The history of humans living in Ireland just added 2,500 years to its timeline, but the discovery wasn’t made in a peat bog or after excavating tons of dirt—it was found in a cardboard box.

In 2010 and 2011, animal osteologist Ruth Carden of the National Museum of Ireland began re-analyzing bones collected from cave excavations in the early 20th century when she came across part of a knee from a brown bear with several cut marks on it, according to a press release from the Sligo Institute of Technology.

Carden brought the bone to the attention of Marion Dowd, a specialist in cave archeology at Sligo. Dowd was intrigued, so the two sent samples to Queen’s University in Belfast and later to Oxford University to get the age of the samples.

The data from both labs showed that the bear was butchered 12,500 years ago, or 2,500 years before the earliest previous evidence of human habitation on the Emerald Isle. Three specialists additionally confirmed that the cut marks were made on fresh bone, further suggesting that humans were present in Ireland much earlier than previously thought.

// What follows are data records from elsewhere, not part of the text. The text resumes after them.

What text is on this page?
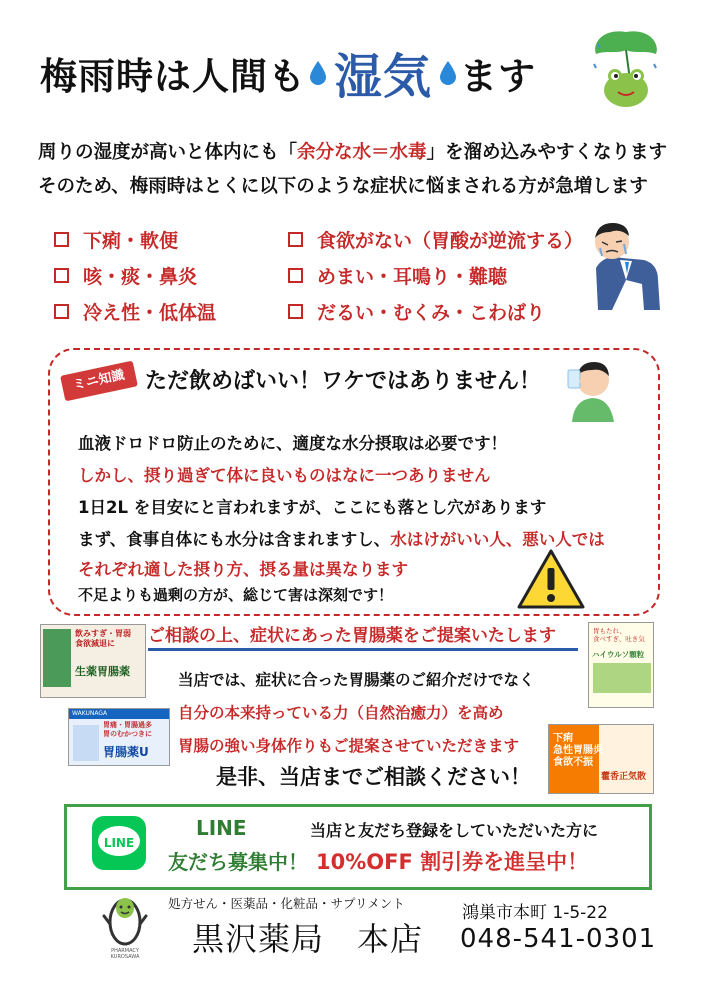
梅雨時は人間も 湿気 ます
周りの湿度が高いと体内にも「余分な水＝水毒」を溜め込みやすくなります
そのため、梅雨時はとくに以下のような症状に悩まされる方が急増します
下痢・軟便
咳・痰・鼻炎
冷え性・低体温
食欲がない（胃酸が逆流する）
めまい・耳鳴り・難聴
だるい・むくみ・こわばり
ミニ知識 ただ飲めばいい！ワケではありません！
血液ドロドロ防止のために、適度な水分摂取は必要です！
しかし、摂り過ぎて体に良いものはなに一つありません
1日2L を目安にと言われますが、ここにも落とし穴があります
まず、食事自体にも水分は含まれますし、水はけがいい人、悪い人では
それぞれ適した摂り方、摂る量は異なります
不足よりも過剰の方が、総じて害は深刻です！
ご相談の上、症状にあった胃腸薬をご提案いたします
当店では、症状に合った胃腸薬のご紹介だけでなく
自分の本来持っている力（自然治癒力）を高め
胃腸の強い身体作りもご提案させていただきます
是非、当店までご相談ください！
飲みすぎ・胃弱
食欲減退に
生薬胃腸薬
WAKUNAGA
胃痛・胃腸過多
胃のむかつきに
胃腸薬U
胃もたれ、
食べすぎ、吐き気
ハイウルソ顆粒
下痢
急性胃腸炎
食欲不振
藿香正気散
LINE
LINE
友だち募集中！
当店と友だち登録をしていただいた方に
10%OFF 割引券を進呈中！
PHARMACY KUROSAWA
処方せん・医薬品・化粧品・サプリメント
黒沢薬局　本店
鴻巣市本町 1-5-22
048-541-0301
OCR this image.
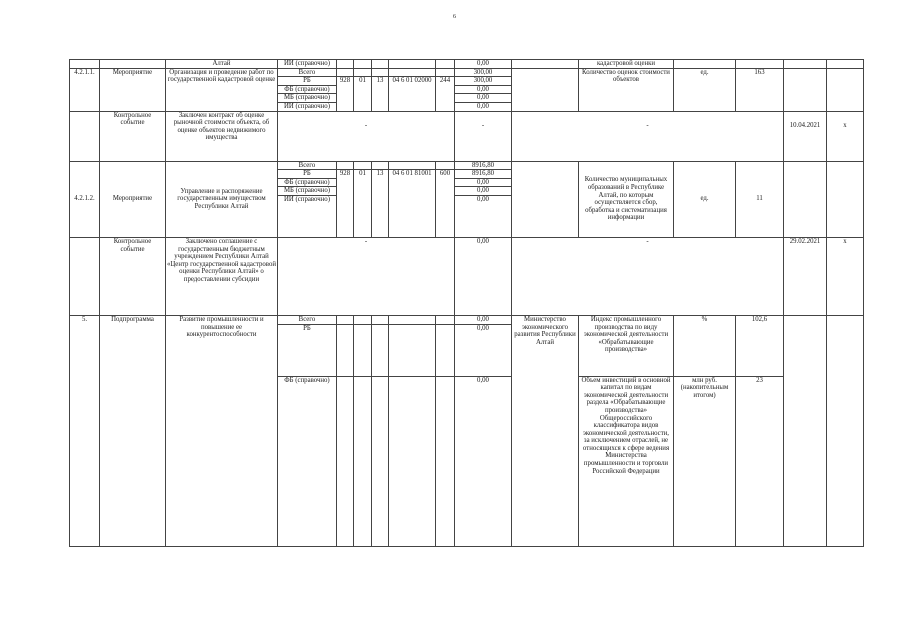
6
		Алтай	ИИ (справочно)						0,00		кадастровой оценки				
4.2.1.1.	Мероприятие	Организация и проведение работ по государственной кадастровой оценке	Всего						300,00		Количество оценок стоимости объектов	ед.	163		
			РБ	928	01	13	04 6 01 02000	244	300,00						
			ФБ (справочно)						0,00						
			МБ (справочно)						0,00						
			ИИ (справочно)						0,00						
	Контрольное событие	Заключен контракт об оценке рыночной стоимости объекта, об оценке объектов недвижимого имущества	-						-	-				10.04.2021	х
4.2.1.2.	Мероприятие	Управление и распоряжение государственным имуществом Республики Алтай	Всего						8916,80		Количество муниципальных образований в Республике Алтай, по которым осуществляется сбор, обработка и систематизация информации	ед.	11		
			РБ	928	01	13	04 6 01 81001	600	8916,80						
			ФБ (справочно)						0,00						
			МБ (справочно)						0,00						
			ИИ (справочно)						0,00						
	Контрольное событие	Заключено соглашение с государственным бюджетным учреждением Республики Алтай «Центр государственной кадастровой оценки Республики Алтай» о предоставлении субсидии	-						0,00	-				29.02.2021	х
5.	Подпрограмма	Развитие промышленности и повышение ее конкурентоспособности	Всего						0,00	Министерство экономического развития Республики Алтай	Индекс промышленного производства по виду экономической деятельности «Обрабатывающие производства»	%	102,6		
			РБ						0,00						
			ФБ (справочно)						0,00		Объем инвестиций в основной капитал по видам экономической деятельности раздела «Обрабатывающие производства» Общероссийского классификатора видов экономической деятельности, за исключением отраслей, не относящихся к сфере ведения Министерства промышленности и торговли Российской Федерации	млн руб. (накопительным итогом)	23		
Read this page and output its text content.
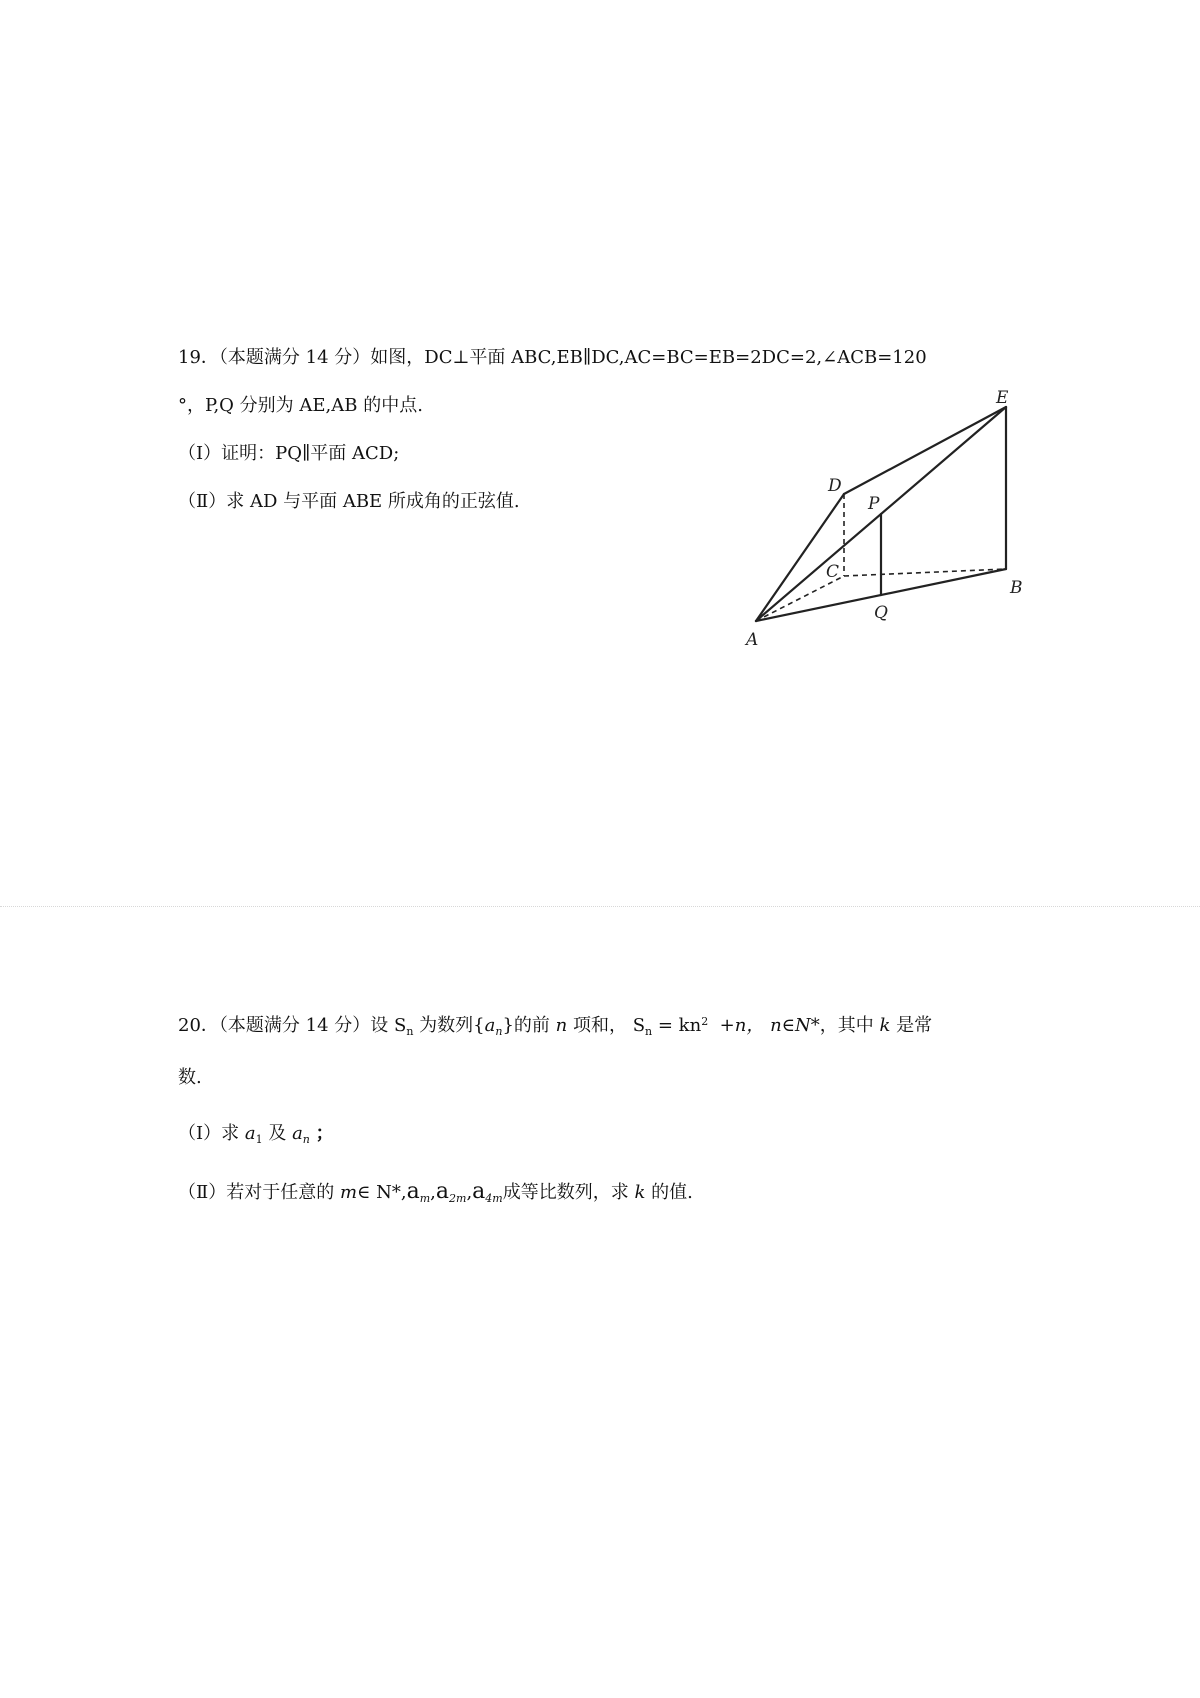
19．（本题满分 14 分）如图，DC⊥平面 ABC,EB∥DC,AC=BC=EB=2DC=2,∠ACB=120
°，P,Q 分别为 AE,AB 的中点.
（Ⅰ）证明：PQ∥平面 ACD;
（Ⅱ）求 AD 与平面 ABE 所成角的正弦值.
E
D
P
C
B
Q
A
20．（本题满分 14 分）设 $S_n$ 为数列$\{a_n\}$的前 n 项和， $S_n = kn^2 +n$， n∈N*，其中 k 是常
数.
（I）求 $a_1$ 及 $a_n$ ；
（Ⅱ）若对于任意的 m∈ $N*,a_m,a_{2m},a_{4m}$成等比数列，求 k 的值.
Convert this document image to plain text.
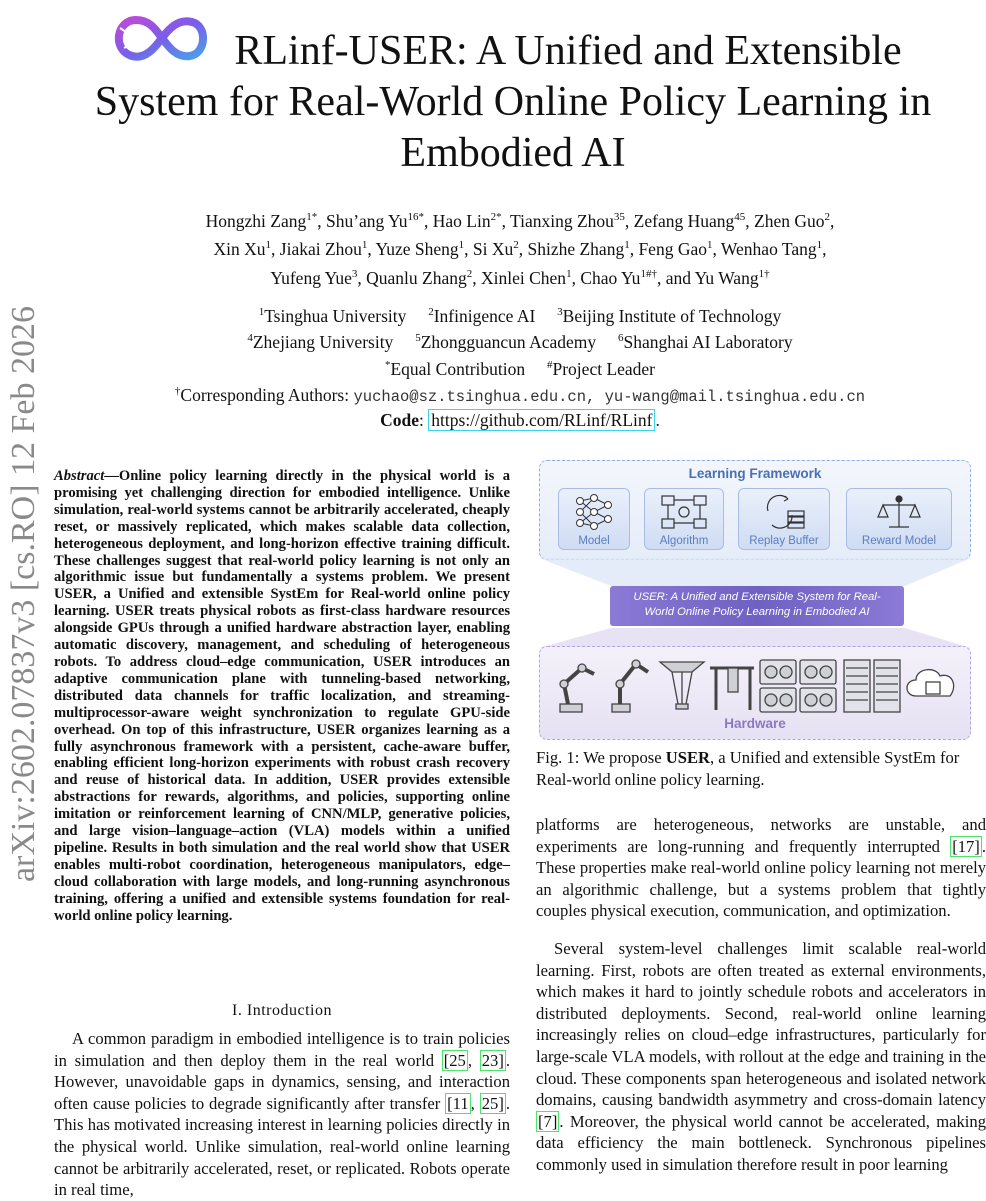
arXiv:2602.07837v3 [cs.RO] 12 Feb 2026
RLinf-USER: A Unified and Extensible
System for Real-World Online Policy Learning in
Embodied AI
Hongzhi Zang$^{1*}$, Shu’ang $Yu^{16*}$, Hao Lin$^{2*}$, Tianxing Zhou$^{35}$, Zefang Huang$^{45}$, Zhen Guo$^2$,
Xin Xu$^1$, Jiakai Zhou$^1$, Yuze Sheng$^1$, Si Xu$^2$, Shizhe Zhang$^1$, Feng Gao$^1$, Wenhao Tang$^1$,
Yufeng Yue$^3$, Quanlu Zhang$^2$, Xinlei Chen$^1$, Chao $Yu^{1\#\dagger}$, and Yu Wang$^{1\dagger}$
$^1$Tsinghua University $^2$Infinigence AI $^3$Beijing Institute of Technology
$^4$Zhejiang University $^5$Zhongguancun Academy $^6$Shanghai AI Laboratory
*Equal Contribution #Project Leader
†Corresponding Authors: yuchao@sz.tsinghua.edu.cn, yu-wang@mail.tsinghua.edu.cn
Code: https://github.com/RLinf/RLinf .
Abstract—Online policy learning directly in the physical world is a promising yet challenging direction for embodied intelligence. Unlike simulation, real-world systems cannot be arbitrarily accelerated, cheaply reset, or massively replicated, which makes scalable data collection, heterogeneous deployment, and long-horizon effective training difficult. These challenges suggest that real-world policy learning is not only an algorithmic issue but fundamentally a systems problem. We present USER, a Unified and extensible SystEm for Real-world online policy learning. USER treats physical robots as first-class hardware resources alongside GPUs through a unified hardware abstraction layer, enabling automatic discovery, management, and scheduling of heterogeneous robots. To address cloud–edge communication, USER introduces an adaptive communication plane with tunneling-based networking, distributed data channels for traffic localization, and streaming-multiprocessor-aware weight synchronization to regulate GPU-side overhead. On top of this infrastructure, USER organizes learning as a fully asynchronous framework with a persistent, cache-aware buffer, enabling efficient long-horizon experiments with robust crash recovery and reuse of historical data. In addition, USER provides extensible abstractions for rewards, algorithms, and policies, supporting online imitation or reinforcement learning of CNN/MLP, generative policies, and large vision–language–action (VLA) models within a unified pipeline. Results in both simulation and the real world show that USER enables multi-robot coordination, heterogeneous manipulators, edge–cloud collaboration with large models, and long-running asynchronous training, offering a unified and extensible systems foundation for real-world online policy learning.
I. Introduction

A common paradigm in embodied intelligence is to train policies in simulation and then deploy them in the real world [25 , 23] . However, unavoidable gaps in dynamics, sensing, and interaction often cause policies to degrade significantly after transfer [11 , 25] . This has motivated increasing interest in learning policies directly in the physical world. Unlike simulation, real-world online learning cannot be arbitrarily accelerated, reset, or replicated. Robots operate in real time,

Learning Framework
Model	Algorithm	Replay Buffer	Reward Model
USER: A Unified and Extensible System for Real-
World Online Policy Learning in Embodied AI
Hardware
Fig. 1: We propose USER, a Unified and extensible SystEm for Real-world online policy learning.

platforms are heterogeneous, networks are unstable, and experiments are long-running and frequently interrupted [17] . These properties make real-world online policy learning not merely an algorithmic challenge, but a systems problem that tightly couples physical execution, communication, and optimization.

Several system-level challenges limit scalable real-world learning. First, robots are often treated as external environments, which makes it hard to jointly schedule robots and accelerators in distributed deployments. Second, real-world online learning increasingly relies on cloud–edge infrastructures, particularly for large-scale VLA models, with rollout at the edge and training in the cloud. These components span heterogeneous and isolated network domains, causing bandwidth asymmetry and cross-domain latency [7] . Moreover, the physical world cannot be accelerated, making data efficiency the main bottleneck. Synchronous pipelines commonly used in simulation therefore result in poor learning
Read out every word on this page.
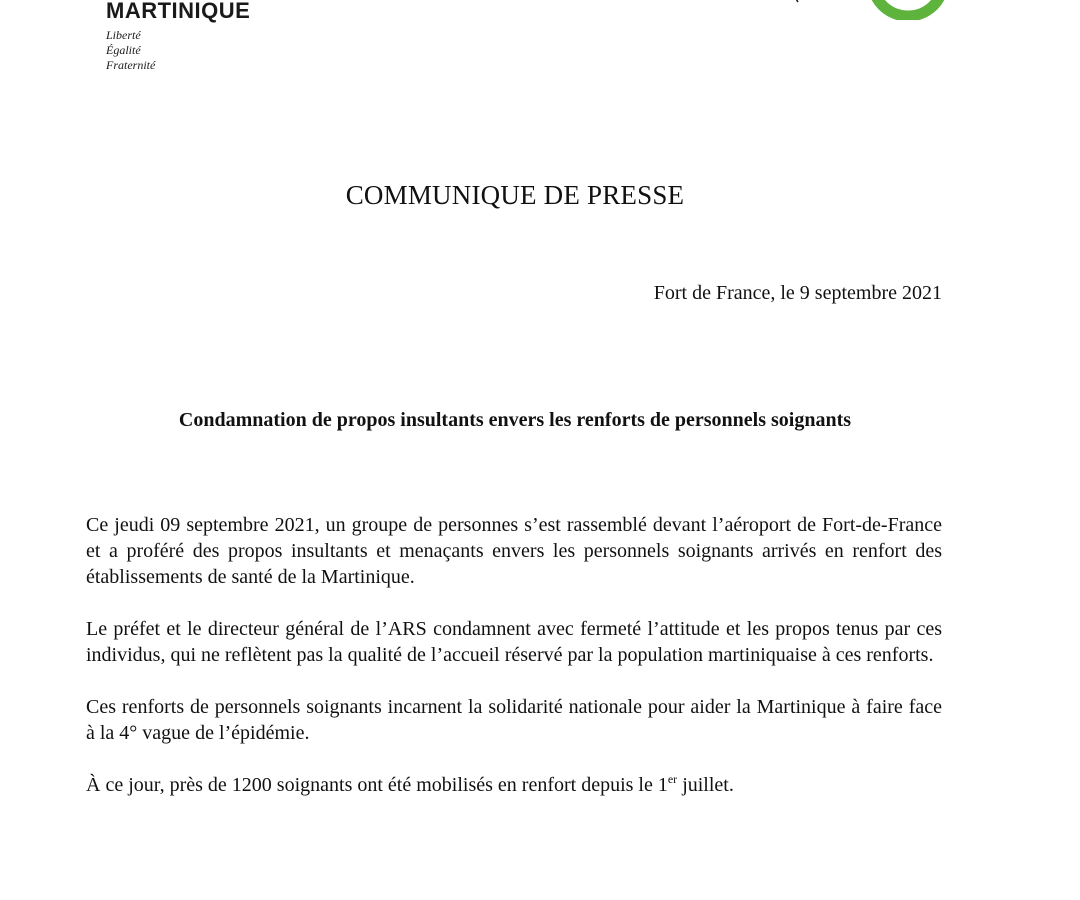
MARTINIQUE
Liberté
Égalité
Fraternité
COMMUNIQUE DE PRESSE
Fort de France, le 9 septembre 2021
Condamnation de propos insultants envers les renforts de personnels soignants

Ce jeudi 09 septembre 2021, un groupe de personnes s’est rassemblé devant l’aéroport de Fort-de-France et a proféré des propos insultants et menaçants envers les personnels soignants arrivés en renfort des établissements de santé de la Martinique.

Le préfet et le directeur général de l’ARS condamnent avec fermeté l’attitude et les propos tenus par ces individus, qui ne reflètent pas la qualité de l’accueil réservé par la population martiniquaise à ces renforts.

Ces renforts de personnels soignants incarnent la solidarité nationale pour aider la Martinique à faire face à la 4° vague de l’épidémie.

À ce jour, près de 1200 soignants ont été mobilisés en renfort depuis le 1er juillet.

“This made sense as the location of the marks spoke of someone trying to cut through the tough knee joint, perhaps someone who was inexperienced,” explains Dowd in the press release. “In their repeated attempts, they left seven marks on the bone surface. The implement used would probably have been something like a long flint blade.”

Researchers originally excavated the bone in question in 1903 in Alice and Gwendoline Cave outside Ennis in County Clare. Though they noted the cut marks in their examination of the bones, they had no way of dating the bone, and stored it away with thousands of other remains collected from the cave in cardboard boxes—where it remained until Carden rediscovered it.

“When a Palaeolithic date was returned, it came as quite a shock,” Dowd says in the press release, who along with Carden published their results this week in the journal Quaternary Science Reviews. “Here we had evidence of someone butchering a brown bear carcass and cutting through the knee probably to extract the tendons. Yes, we expected a prehistoric date, but the Paleolithic result took us completely by surprise.”

Besides the human timeline, Carden says the find may also impact the zoological timeline of Ireland. “This is very exciting, since up to now we have not factored in a possible ‘human-dimension’ when we are studying patterns of colonization and local extinctions of species to Ireland,” she says in the press release. “This paper should generate a lot of discussion within the zoological research world."  She emphasizes: "it’s time to start thinking outside the box.”

Before this find, the human history in Ireland stretched back to 8,000 B.C. based on a small human settlement found at Mount Sandal in Derry County in the 1970s. But Dowd tells Marese McDonagh at the Irish Times that it may extend much further back in time, especially since there is evidence that humans visited and lived in nearby Great Britain off and on for over 700,000 years.

This story isn't over yet. Scientists will continue analyzing the bones from Alice and Gwendoline Cave and may even return to the site to excavate sediments there, Dowd explains in a video about her research. 

Yet more intriguing finds may be hiding in the collections. “The National Museum of Ireland…holds collections of approximately two million specimens, all are available for research and we never know what may emerge,” says Nigel T. Monaghan natural history keeper at the Museum. “Radiocarbon dating is something never imagined by the people who excavated these bones in caves over a century ago, and these collections may have much more to reveal about Ireland’s ancient past.”